Darrell Meyer has written a detail article on testing Ext applications, both Ext JS and GXT versions:
Both Ext JS and Ext GWT applications can benefit from Selenium tests. In fact, with few exceptions, the tests created for one product should be interchangeable as both products produce the same DOM structure.
With GXT applications, GWT provides built in JUnit support. This provides a great way to test your application. However, these tests run only in host mode. Being able to test your compiled application in multiple browsers is important as some issues only appear within your compiled application.
In general, you create Selenium tests and then execute them in a variety of ways. This tutorial will demonstrate creating tests with Selenium IDE, a Firefox plugin, and creating tests within Java. Tests will be loaded and executed within the Selenium IDE, and Java JUnit tests will be executed using Selenium Remote Control.
Darrell walks through Selenium IDE and shows creating a test, and then Selenium Remote Control, which runs tests in the various browsers:
Selenium IDE provides a great way to create your tests and execute them in Firefox. Tests can only be run by manually opening Firefox and executing tests. What if you want to run you want to automate your tests and run them in other browsers? This is where Selenium Remote Control comes into play.
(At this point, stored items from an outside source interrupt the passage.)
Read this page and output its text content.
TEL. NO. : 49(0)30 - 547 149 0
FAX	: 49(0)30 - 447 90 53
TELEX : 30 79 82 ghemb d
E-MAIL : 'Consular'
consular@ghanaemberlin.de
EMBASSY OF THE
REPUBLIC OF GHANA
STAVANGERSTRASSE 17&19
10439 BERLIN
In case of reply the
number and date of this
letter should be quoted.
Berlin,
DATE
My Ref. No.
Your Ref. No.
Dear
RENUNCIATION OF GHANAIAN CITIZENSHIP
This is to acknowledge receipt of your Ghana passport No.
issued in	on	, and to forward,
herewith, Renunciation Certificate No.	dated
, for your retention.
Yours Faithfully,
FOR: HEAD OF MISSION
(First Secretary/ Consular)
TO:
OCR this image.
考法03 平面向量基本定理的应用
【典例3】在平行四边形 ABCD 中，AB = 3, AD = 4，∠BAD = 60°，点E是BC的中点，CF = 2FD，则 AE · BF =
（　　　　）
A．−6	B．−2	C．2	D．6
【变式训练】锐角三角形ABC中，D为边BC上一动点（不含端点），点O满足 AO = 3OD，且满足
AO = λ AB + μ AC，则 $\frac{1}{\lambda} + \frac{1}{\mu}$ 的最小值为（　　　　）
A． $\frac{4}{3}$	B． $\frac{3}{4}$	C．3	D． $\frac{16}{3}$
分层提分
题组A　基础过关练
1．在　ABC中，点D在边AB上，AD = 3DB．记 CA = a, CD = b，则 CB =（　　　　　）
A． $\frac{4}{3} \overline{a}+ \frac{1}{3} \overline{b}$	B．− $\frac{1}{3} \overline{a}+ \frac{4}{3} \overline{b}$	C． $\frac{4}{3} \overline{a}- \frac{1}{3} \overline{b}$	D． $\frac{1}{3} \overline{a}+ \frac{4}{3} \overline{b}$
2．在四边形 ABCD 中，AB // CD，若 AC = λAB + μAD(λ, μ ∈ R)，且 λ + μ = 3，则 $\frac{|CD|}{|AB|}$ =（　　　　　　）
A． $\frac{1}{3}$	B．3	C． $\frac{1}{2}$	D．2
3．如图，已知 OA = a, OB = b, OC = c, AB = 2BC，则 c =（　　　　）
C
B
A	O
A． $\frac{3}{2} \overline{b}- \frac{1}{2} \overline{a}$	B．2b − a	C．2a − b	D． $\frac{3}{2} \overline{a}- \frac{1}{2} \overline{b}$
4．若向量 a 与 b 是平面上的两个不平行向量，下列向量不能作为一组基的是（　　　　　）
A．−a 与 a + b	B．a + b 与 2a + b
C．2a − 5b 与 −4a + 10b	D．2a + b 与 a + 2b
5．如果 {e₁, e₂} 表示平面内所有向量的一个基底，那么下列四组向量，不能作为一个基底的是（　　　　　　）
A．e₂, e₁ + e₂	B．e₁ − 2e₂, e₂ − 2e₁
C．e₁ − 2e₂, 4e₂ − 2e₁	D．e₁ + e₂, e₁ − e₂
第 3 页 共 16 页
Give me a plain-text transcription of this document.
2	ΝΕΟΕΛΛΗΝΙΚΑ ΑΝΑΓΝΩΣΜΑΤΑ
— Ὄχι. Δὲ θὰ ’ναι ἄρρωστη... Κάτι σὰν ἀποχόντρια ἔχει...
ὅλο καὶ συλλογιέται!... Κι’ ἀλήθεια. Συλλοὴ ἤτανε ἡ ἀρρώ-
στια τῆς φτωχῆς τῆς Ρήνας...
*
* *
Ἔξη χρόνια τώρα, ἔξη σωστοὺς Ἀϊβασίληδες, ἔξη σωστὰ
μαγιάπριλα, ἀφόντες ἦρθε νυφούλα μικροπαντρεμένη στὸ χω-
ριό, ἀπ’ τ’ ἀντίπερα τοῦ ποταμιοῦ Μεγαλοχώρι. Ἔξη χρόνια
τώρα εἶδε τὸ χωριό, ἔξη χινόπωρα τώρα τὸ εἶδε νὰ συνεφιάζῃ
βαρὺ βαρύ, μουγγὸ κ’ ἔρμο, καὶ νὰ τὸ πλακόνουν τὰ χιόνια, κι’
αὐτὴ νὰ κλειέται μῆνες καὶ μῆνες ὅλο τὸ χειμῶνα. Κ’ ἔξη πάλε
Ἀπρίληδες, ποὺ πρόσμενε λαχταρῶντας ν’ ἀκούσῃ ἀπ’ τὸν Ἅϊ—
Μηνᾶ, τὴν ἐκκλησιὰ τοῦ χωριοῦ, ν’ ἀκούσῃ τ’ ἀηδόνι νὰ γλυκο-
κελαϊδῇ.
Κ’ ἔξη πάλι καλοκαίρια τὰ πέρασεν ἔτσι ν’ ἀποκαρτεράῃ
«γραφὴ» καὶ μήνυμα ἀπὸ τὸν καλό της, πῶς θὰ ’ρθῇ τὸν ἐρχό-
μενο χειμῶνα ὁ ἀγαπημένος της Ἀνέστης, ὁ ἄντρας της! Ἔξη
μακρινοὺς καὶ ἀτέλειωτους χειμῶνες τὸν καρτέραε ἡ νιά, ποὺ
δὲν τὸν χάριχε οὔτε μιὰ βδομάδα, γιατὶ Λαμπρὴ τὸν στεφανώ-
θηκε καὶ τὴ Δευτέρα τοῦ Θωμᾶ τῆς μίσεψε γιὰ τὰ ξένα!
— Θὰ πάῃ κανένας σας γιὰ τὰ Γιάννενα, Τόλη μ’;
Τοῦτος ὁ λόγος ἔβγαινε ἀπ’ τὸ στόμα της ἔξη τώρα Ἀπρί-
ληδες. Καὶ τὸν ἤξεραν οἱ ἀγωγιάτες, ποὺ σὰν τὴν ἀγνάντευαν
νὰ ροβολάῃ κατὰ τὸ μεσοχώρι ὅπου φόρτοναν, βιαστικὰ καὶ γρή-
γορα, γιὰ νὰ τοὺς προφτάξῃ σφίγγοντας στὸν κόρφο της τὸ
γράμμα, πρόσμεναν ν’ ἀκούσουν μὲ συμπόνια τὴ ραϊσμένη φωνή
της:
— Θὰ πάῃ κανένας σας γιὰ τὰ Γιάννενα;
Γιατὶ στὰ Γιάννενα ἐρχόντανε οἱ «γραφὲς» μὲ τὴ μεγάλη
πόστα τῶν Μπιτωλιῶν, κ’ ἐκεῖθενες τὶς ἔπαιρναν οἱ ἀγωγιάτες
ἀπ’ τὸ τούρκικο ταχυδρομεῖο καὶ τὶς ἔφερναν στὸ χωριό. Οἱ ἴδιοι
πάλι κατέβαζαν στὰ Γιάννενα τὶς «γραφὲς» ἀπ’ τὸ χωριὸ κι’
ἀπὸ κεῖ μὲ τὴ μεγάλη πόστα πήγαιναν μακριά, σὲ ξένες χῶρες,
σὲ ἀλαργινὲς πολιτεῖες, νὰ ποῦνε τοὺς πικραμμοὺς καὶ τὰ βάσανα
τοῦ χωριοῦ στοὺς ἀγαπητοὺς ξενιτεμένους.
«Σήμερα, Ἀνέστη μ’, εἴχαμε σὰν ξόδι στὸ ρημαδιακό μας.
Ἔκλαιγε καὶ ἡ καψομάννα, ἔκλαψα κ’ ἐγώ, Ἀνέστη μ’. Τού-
From the Selenium website: “Selenium Remote Control (RC) is a test tool that allows you to write automated web application UI tests in any programming language against any HTTP website using any mainstream JavaScript-enabled browser. Selenium RC comes in two parts. 1. A server which automatically launches and kills browsers, and acts as a HTTP proxy for web requests from them. 2. Client libraries for your favorite computer language.”